S&P analysts believe the direct economic impact of the US measures and the retaliatory Chinese responses are unlikely to be severe for either economy.
But they argue a US-China trade war has the potential to spill into other aspects of ties between the two which is likely to heighten regional geopolitical risks.
In addition, the ratings firm says the impact of the dispute on smaller Asian economies that are dependent on international trade - including Taiwan, Malaysia, and Korea - could be more significant that it is for the world’s two largest economies.
"The elevation of cross-straits tension with Taiwan is one possible spill-over of the growing trade spat," said S&P credit analyst KimEng Tan.

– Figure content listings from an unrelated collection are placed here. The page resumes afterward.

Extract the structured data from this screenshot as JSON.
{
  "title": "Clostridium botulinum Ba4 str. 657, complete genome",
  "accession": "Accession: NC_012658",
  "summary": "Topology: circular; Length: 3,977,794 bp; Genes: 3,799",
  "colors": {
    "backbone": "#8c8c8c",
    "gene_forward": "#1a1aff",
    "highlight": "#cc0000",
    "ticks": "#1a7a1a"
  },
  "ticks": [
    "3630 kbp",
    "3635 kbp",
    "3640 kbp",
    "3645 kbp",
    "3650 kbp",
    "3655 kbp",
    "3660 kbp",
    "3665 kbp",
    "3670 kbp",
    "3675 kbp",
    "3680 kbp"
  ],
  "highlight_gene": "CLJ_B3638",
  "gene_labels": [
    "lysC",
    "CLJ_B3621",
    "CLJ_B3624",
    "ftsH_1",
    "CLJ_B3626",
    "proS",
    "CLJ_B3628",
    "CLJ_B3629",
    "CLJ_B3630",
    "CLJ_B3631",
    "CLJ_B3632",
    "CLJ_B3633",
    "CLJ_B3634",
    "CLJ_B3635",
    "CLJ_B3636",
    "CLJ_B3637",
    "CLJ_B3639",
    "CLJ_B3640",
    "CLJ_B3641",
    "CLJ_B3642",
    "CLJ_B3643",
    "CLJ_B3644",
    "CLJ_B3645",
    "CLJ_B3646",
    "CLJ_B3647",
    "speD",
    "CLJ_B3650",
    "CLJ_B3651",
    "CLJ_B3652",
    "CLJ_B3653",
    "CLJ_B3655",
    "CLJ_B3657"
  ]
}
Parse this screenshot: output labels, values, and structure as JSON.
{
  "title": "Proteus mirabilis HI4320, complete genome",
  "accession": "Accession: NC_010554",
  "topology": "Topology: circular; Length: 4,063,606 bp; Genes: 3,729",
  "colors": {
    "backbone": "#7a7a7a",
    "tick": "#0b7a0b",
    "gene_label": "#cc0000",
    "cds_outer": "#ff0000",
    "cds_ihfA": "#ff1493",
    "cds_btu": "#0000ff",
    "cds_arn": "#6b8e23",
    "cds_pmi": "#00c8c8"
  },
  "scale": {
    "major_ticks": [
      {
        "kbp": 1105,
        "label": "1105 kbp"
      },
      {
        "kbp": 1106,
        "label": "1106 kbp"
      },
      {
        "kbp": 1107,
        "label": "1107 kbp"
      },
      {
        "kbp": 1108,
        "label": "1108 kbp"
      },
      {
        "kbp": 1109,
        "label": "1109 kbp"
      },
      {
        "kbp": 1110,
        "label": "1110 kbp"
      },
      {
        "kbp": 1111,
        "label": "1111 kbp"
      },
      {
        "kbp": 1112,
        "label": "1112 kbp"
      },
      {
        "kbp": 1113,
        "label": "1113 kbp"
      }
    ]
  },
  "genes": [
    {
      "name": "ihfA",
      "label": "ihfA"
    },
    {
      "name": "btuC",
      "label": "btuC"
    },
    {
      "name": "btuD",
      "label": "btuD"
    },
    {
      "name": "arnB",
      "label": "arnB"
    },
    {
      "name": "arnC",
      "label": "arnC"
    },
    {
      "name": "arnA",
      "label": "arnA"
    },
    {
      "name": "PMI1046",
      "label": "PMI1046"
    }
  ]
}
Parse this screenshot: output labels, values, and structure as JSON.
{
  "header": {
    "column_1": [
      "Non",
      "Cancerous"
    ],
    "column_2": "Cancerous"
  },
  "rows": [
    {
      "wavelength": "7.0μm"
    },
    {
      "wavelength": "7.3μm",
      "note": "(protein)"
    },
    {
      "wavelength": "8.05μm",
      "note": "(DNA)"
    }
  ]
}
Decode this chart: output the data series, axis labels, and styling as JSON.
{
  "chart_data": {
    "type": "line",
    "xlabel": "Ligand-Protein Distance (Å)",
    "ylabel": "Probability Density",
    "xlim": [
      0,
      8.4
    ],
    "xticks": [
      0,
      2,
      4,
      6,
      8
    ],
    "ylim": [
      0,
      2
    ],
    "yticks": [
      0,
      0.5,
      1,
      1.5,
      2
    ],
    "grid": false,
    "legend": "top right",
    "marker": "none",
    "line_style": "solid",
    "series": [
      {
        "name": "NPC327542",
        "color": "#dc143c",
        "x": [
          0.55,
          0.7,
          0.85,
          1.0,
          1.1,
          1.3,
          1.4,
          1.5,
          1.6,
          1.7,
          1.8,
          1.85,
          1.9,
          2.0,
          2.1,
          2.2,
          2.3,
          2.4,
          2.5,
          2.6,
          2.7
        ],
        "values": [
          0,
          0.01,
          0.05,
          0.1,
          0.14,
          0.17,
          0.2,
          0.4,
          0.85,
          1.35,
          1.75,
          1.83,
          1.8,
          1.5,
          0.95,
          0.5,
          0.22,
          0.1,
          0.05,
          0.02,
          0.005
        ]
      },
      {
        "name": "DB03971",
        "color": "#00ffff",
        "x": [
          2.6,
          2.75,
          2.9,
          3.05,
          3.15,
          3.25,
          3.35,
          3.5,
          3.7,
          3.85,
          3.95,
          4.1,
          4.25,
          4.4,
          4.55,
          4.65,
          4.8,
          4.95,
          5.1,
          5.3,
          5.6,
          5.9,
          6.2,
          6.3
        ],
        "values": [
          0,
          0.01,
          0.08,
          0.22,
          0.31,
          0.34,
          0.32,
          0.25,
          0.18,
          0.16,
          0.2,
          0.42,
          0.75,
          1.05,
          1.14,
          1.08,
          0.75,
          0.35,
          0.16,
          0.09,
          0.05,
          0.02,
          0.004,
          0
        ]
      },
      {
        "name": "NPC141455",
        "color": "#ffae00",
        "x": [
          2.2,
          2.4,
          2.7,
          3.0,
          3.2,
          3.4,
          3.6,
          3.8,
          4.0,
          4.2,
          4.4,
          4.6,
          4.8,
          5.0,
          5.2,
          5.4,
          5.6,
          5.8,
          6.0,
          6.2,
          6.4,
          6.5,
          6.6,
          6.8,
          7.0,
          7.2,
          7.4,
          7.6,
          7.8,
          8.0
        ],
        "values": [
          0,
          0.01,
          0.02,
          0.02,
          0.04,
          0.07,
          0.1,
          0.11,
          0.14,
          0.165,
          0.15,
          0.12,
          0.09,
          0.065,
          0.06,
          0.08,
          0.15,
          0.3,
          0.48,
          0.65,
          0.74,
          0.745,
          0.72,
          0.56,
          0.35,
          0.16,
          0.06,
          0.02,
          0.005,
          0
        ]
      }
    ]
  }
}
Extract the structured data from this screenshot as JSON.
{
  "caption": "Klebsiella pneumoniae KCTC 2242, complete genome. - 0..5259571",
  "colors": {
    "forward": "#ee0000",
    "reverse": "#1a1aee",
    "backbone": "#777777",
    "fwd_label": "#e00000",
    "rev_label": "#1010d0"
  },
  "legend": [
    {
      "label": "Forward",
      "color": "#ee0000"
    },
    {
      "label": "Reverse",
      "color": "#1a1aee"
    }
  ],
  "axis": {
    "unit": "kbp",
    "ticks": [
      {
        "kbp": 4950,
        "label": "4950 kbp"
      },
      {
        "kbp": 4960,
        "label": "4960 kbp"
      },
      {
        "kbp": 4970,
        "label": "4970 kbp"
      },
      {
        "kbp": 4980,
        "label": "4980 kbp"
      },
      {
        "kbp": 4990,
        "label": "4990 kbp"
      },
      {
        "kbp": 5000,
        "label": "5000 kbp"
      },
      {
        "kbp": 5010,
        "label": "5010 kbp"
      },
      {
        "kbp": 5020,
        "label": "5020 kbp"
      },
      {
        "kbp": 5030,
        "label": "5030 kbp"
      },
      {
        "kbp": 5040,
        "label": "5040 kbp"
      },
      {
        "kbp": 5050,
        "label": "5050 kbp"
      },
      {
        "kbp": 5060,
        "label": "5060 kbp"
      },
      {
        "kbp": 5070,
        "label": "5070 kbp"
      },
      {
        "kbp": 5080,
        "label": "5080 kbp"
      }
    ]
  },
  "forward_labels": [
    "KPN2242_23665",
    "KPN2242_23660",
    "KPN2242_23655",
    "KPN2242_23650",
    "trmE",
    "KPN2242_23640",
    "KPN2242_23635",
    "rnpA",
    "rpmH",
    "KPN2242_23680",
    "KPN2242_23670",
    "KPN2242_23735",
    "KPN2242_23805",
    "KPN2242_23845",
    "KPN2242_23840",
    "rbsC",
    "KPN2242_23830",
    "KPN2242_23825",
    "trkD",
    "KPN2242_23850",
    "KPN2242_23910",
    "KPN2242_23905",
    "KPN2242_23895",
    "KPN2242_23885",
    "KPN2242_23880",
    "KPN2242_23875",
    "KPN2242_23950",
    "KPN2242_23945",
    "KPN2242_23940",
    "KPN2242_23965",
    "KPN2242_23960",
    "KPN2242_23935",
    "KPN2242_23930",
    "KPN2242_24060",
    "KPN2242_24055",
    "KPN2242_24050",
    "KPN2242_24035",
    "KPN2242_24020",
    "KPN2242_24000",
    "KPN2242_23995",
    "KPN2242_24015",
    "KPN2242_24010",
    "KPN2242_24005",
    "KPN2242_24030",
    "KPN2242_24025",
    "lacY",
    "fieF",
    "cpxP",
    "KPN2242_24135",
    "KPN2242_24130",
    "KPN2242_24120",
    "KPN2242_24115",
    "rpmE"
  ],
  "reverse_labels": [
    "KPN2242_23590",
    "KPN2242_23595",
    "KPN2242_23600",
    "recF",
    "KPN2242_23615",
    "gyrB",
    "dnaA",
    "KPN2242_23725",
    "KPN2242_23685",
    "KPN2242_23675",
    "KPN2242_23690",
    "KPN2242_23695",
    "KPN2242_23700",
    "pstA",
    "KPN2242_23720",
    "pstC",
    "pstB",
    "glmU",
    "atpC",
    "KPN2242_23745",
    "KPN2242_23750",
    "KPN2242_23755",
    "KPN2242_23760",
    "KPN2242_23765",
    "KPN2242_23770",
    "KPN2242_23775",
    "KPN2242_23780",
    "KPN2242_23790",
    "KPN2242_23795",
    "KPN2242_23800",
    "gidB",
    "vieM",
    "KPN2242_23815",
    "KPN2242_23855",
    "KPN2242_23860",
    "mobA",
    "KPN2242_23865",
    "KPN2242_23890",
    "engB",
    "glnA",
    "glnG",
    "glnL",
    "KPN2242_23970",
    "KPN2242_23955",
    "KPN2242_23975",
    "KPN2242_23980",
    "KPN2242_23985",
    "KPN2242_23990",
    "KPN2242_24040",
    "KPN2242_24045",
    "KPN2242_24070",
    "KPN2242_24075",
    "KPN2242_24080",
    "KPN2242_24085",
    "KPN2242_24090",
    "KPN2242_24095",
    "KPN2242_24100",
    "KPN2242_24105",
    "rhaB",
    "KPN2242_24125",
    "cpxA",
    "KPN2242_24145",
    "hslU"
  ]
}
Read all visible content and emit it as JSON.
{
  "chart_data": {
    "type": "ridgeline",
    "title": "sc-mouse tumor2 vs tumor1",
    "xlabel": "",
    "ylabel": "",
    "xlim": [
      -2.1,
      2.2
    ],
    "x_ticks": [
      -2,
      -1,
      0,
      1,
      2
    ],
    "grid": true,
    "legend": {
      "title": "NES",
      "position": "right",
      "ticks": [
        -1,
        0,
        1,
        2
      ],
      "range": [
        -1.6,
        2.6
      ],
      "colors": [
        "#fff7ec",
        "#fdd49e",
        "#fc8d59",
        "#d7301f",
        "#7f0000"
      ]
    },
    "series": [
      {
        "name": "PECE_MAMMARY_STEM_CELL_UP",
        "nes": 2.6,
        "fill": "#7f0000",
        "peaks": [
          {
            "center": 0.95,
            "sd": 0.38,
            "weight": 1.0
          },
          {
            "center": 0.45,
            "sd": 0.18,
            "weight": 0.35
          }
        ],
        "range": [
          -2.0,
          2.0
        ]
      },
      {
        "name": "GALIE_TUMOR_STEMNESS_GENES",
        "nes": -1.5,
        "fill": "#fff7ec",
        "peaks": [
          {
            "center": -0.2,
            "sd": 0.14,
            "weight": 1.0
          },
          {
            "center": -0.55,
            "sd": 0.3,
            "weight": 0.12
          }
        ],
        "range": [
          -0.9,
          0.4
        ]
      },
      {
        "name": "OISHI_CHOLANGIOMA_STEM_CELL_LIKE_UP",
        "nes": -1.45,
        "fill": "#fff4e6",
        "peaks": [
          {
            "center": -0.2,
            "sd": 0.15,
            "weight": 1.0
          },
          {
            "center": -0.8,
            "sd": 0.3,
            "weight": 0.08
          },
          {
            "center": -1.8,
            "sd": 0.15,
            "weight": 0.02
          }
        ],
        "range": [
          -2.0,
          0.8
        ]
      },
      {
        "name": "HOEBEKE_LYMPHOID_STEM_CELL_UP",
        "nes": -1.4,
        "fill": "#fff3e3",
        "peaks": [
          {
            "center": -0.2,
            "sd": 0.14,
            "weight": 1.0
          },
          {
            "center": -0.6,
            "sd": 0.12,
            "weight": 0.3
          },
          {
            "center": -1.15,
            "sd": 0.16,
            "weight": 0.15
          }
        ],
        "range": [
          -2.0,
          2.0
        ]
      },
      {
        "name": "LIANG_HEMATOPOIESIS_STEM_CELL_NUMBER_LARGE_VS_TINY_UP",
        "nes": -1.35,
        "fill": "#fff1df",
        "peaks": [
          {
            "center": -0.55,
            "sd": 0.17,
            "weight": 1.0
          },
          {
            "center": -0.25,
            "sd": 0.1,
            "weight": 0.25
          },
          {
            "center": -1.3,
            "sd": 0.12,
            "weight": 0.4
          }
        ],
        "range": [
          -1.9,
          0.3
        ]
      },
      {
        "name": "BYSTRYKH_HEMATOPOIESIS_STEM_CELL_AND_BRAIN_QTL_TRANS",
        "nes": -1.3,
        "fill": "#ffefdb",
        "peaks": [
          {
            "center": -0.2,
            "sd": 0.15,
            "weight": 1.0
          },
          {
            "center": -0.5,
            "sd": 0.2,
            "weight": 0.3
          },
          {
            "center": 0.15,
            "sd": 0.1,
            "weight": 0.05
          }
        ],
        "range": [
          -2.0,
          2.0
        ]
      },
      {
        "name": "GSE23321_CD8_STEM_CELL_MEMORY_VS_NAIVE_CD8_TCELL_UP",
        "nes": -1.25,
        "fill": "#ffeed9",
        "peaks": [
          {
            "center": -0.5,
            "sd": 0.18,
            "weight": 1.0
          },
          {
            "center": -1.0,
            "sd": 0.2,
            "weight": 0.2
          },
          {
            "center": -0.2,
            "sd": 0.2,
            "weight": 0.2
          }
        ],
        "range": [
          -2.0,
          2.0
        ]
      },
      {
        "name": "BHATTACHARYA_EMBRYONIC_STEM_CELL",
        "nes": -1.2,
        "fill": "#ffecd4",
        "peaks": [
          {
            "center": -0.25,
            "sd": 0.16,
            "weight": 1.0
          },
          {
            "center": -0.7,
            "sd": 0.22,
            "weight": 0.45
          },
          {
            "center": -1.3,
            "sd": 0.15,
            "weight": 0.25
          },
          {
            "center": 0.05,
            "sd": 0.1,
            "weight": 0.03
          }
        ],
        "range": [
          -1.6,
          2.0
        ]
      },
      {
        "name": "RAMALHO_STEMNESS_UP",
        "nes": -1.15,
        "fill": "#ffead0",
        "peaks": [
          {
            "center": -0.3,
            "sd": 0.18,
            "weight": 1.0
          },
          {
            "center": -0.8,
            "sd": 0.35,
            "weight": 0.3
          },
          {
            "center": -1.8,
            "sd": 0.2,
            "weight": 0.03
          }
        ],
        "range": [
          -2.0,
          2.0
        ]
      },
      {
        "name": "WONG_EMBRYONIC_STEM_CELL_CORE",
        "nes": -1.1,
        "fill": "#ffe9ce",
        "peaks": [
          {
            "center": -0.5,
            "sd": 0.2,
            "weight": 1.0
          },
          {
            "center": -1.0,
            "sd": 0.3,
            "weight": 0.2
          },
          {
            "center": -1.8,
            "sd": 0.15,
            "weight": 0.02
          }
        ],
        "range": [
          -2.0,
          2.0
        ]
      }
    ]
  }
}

"Both China and the US have made unusual naval manoeuvres in the seas around Taiwan recently as relations between the governments in Beijing and Taipei grew colder."
Meantime, China's deleveraging of its highly indebted corporate sector could also face a setback if economic uncertainties rise owing to trade tension. Mounting resistance to Beijing's efforts to lower domestic financial risks is viewed as likely by Tan if economic growth weakens significantly.
"A slowing economy could reverse the policy tightening, and the repair to Chinese financial stability could stagnate," Tan said.
S&P said perceptions that the events above are becoming more likely could also intensify risk aversion among emerging market investors.
In this scenario, externally dependent sovereigns such as Pakistan and Sri Lanka could face elevated funding pressures.
Funding costs in Indonesia may also increase, although the pro-activeness of its central bank is likely to anchor investor confidence better than in most other emerging markets, according to the agency.
Nevertheless, S&P still says most Asia-Pacific sovereign credit ratings are likely to remain unchanged in the next one to two years.
There are 18 sovereign ratings with stable outlooks, two with positive outlooks (Japan and Philippines) and one with negative outlook (Australia) in the region as of June 30, 2018.
"The negative outlook on Australia reflects risks to the government's fiscal consolidation plan and risks to financial stability, economic outlook as well as fiscal performance should home prices fall abruptly with negative consequences for financial stability."